Tous les organismes vivants possèdent un matériel génétique (un génome) composé d'ADN. Les eaux usées et d'autres échantillons contiennent de nombreuses espèces différentes de microbes, notamment des bactéries et des virus. Lorsque vous extrayez l'ADN mixte de ces espèces, vous n'obtenez pas un seul génome, mais un métagénome. Si le génome de chaque espèce est comme un puzzle, alors le métagénome est comme un tas de puzzles mélangés. Les métagénomes peuvent répondre à des questions sur les organismes présents et leur fréquence, ce qui en fait un outil précieux pour surveiller les bactéries responsables de maladies et les gènes qui les rendent résistantes aux antibiotiques. À partir de chaque échantillon, des millions de fragments d'ADN sont lus et de nombreux échantillons peuvent être analysés par un superordinateur.
Choléra à Copenhague
Dans les canalisations menant à la station d'épuration d'Avedøre se cachent des bactéries que les chercheurs ne s'attendaient pas à trouver : des bactéries du choléra. Bien que les quantités soient très faibles, ce fut une grande surprise pour les chercheurs qui étudiaient les bactéries dans les stations d'épuration des eaux usées de cinq grandes villes européennes, dont les trois grandes stations de Copenhague : la station d'épuration d'Avedøre, la station d'épuration de Lynetten et la station d'épuration de Damhusåen.
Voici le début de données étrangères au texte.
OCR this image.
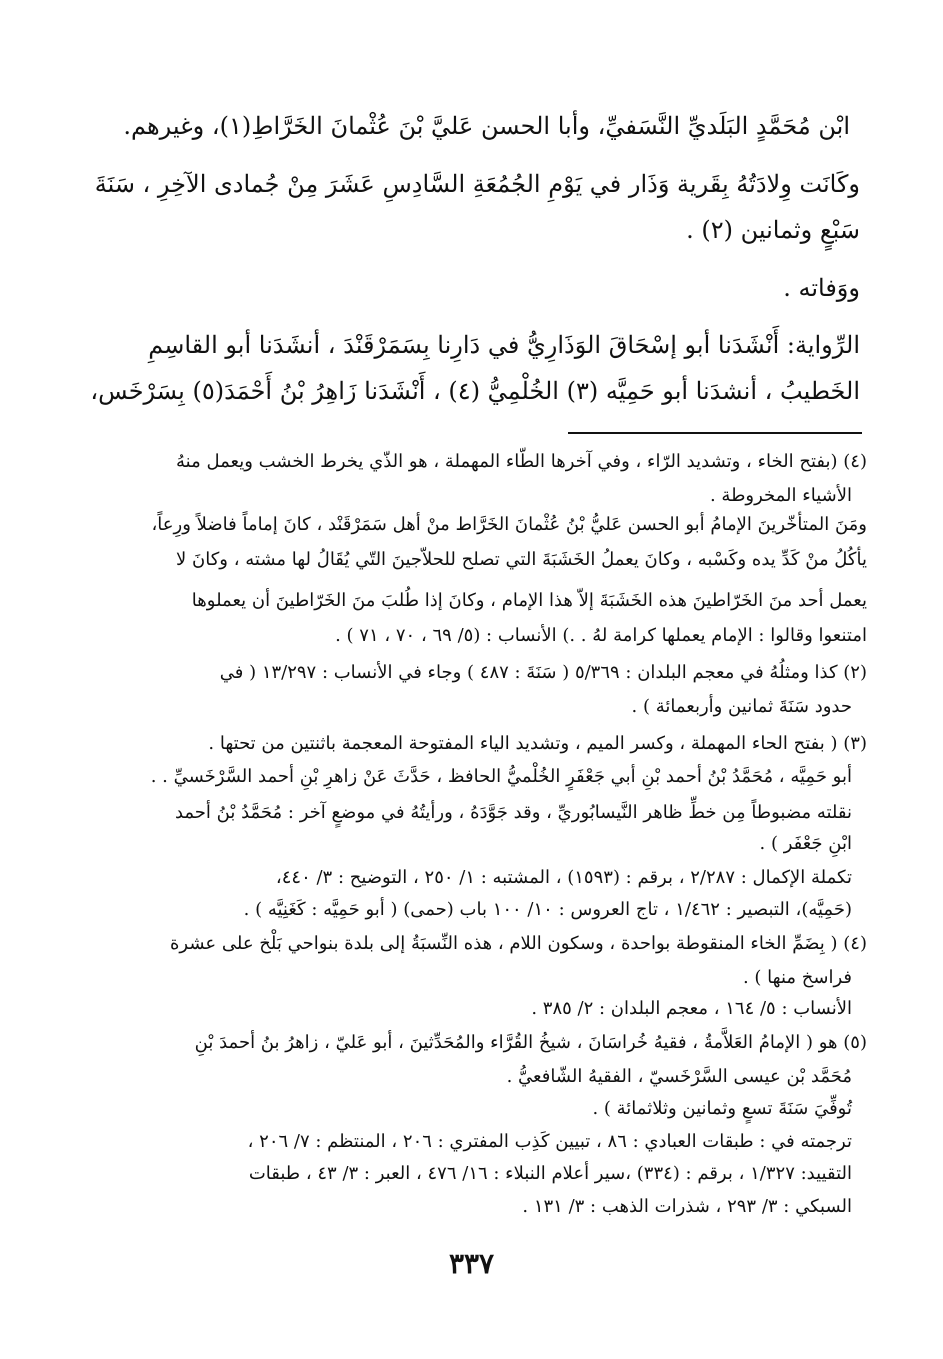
ابْن مُحَمَّدٍ البَلَديِّ النَّسَفيِّ، وأبا الحسن عَليَّ بْنَ عُثْمانَ الخَرَّاطِ(١)، وغيرهم.
وكَانَت وِلادَتُهُ بِقَرية وَذَار في يَوْمِ الجُمُعَةِ السَّادِسِ عَشَرَ مِنْ جُمادى الآخِرِ ، سَنَةَ
سَبْعٍ وثمانين (٢) .
ووَفاته .
الرِّواية: أَنْشَدَنا أبو إسْحَاقَ الوَذَارِيُّ في دَارِنا بِسَمَرْقَنْدَ ، أنشَدَنا أبو القاسِمِ
الخَطيبُ ، أنشدَنا أبو حَمِيَّه (٣) الخُلْمِيُّ (٤) ، أَنْشَدَنا زَاهِرُ بْنُ أَحْمَدَ(٥) بِسَرْخَس،
(٤) (بفتح الخاء ، وتشديد الرّاء ، وفي آخرها الطّاء المهملة ، هو الذّي يخرط الخشب ويعمل منهُ
الأشياء المخروطة .
ومَنَ المتأخّرينَ الإمامُ أبو الحسن عَليُّ بْنُ عُثْمانَ الخَرَّاط منْ أهل سَمَرْقَنْد ، كانَ إماماً فاضلاً ورِعاً،
يأكُلُ منْ كَدِّ يده وكَسْبه ، وكانَ يعملُ الخَشَبَةَ التي تصلح للحلاّجينَ التّي يُقَالُ لها مشته ، وكانَ لا
يعمل أحد منَ الخَرّاطينَ هذه الخَشَبَةَ إلاّ هذا الإمام ، وكانَ إذا طُلبَ منَ الخَرّاطينَ أن يعملوها
امتنعوا وقالوا : الإمام يعملها كرامة لهُ . .) الأنساب : (٥/ ٦٩ ، ٧٠ ، ٧١ ) .
(٢) كذا ومثلُهُ في معجم البلدان : ٥/٣٦٩ ( سَنَةَ : ٤٨٧ ) وجاء في الأنساب : ١٣/٢٩٧ ( في
حدود سَنَةَ ثمانين وأربعمائة ) .
(٣) ( بفتح الحاء المهملة ، وكسر الميم ، وتشديد الياء المفتوحة المعجمة باثنتين من تحتها .
أبو حَمِيَّه ، مُحَمَّدُ بْنُ أحمد بْنِ أبي جَعْفَرٍ الخُلْميُّ الحافظ ، حَدَّثَ عَنْ زاهرِ بْنِ أحمد السَّرْخَسيِّ . .
نقلته مضبوطاً مِن خطِّ ظاهر النَّيسابُوريِّ ، وقد جَوَّدَهُ ، ورأيتُهُ في موضعٍ آخر : مُحَمَّدُ بْنُ أحمد
ابْنِ جَعْفَر ) .
تكملة الإكمال : ٢/٢٨٧ ، برقم : (١٥٩٣) ، المشتبه : ١/ ٢٥٠ ، التوضيح : ٣/ ٤٤٠،
(حَمِيَّه)، التبصير : ١/٤٦٢ ، تاج العروس : ١٠/ ١٠٠ باب (حمى) ( أبو حَمِيَّه : كَغَنِيَّه ) .
(٤) ( بِضَمِّ الخاء المنقوطة بواحدة ، وسكون اللام ، هذه النِّسبَةُ إلى بلدة بنواحي بَلْخ على عشرة
فراسخ منها ) .
الأنساب : ٥/ ١٦٤ ، معجم البلدان : ٢/ ٣٨٥ .
(٥) هو ( الإمامُ العَلاَّمةُ ، فقيهُ خُراسَانَ ، شيخُ القُرَّاء والمُحَدِّثينَ ، أبو عَليّ ، زاهرُ بنُ أحمدَ بْنِ
مُحَمَّد بْن عيسى السَّرْخَسيّ ، الفقيهُ الشّافعيُّ .
تُوفِّيَ سَنَةَ تسعٍ وثمانين وثلاثمائة ) .
ترجمته في : طبقات العبادي : ٨٦ ، تبيين كَذِب المفتري : ٢٠٦ ، المنتظم : ٧/ ٢٠٦ ،
التقييد: ١/٣٢٧ ، برقم : (٣٣٤) ،سير أعلام النبلاء : ١٦/ ٤٧٦ ، العبر : ٣/ ٤٣ ، طبقات
السبكي : ٣/ ٢٩٣ ، شذرات الذهب : ٣/ ١٣١ .
٣٣٧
On peut imaginer que la bactérie a été amenée dans la zone de l'usine d'Avedøre par une personne originaire d'une région du monde où le choléra infecte encore des personnes. Cette personne avait la bactérie dans son corps et a apporté des excréments au système d'égouts, après quoi la bactérie s'est installée dans les canalisations près de la station d'épuration et a commencé à s'y multiplier. Les chercheurs ont observé que la bactérie est restée près de l'usine semaine après semaine, mais qu'elle ne pouvait pas être trouvée plus en amont. Ils suggèrent donc que la bactérie ne provient pas continuellement de personnes actuellement malades, mais réside dans le biofilm des canalisations. Aucun cas de choléra n'a été enregistré au Danemark depuis 150 ans et la bactérie ne s'est pas propagée dans l'environnement. Cependant, des températures plus élevées pourraient affecter la propagation géographique du choléra et d'autres microbes potentiellement dangereux.
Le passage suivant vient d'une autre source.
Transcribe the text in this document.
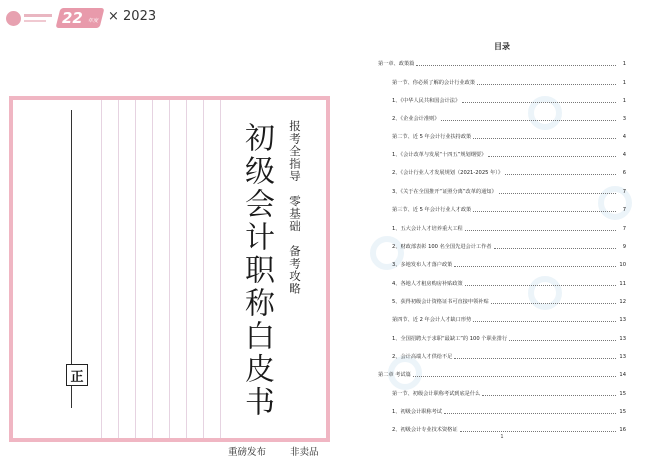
22 年度 × 2023
正	初级会计职称白皮书 报考全指导 零基础 备考攻略
重磅发布	非卖品
目录
第一章、政策篇	1
第一节、你必须了解的会计行业政策	1
1、《中华人民共和国会计法》	1
2、《企业会计准则》	3
第二节、近 5 年会计行业扶持政策	4
1、《会计改革与发展“十四五”规划纲要》	4
2、《会计行业人才发展规划（2021-2025 年）》	6
3、《关于在全国推开“证照分离”改革的通知》	7
第三节、近 5 年会计行业人才政策	7
1、五大会计人才培养重大工程	7
2、财政部表彰 100 名全国先进会计工作者	9
3、多地发布人才落户政策	10
4、各地人才租房购房补贴政策	11
5、获得初级会计资格证书可直接申领补贴	12
第四节、近 2 年会计人才缺口形势	13
1、全国招聘大于求职“最缺工”的 100 个职业排行	13
2、会计高端人才供给不足	13
第二章 考试篇	14
第一节、初级会计职称考试到底是什么	15
1、初级会计职称考试	15
2、初级会计专业技术资格证	16
1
La nouvelle méthode d’étude permet de détecter l’origine de certaines bactéries et, bien que l’ADN des bactéries des trois usines de Copenhague soit presque identique, il existe encore de petites différences qui donnent à chaque plante sa propre signature unique.
La présence de bactéries du choléra à proximité de l'installation d'Avedøre est décrite dans un article scientifique distinct, issu également de la présente recherche et publié dans la revue Microbial Ecology.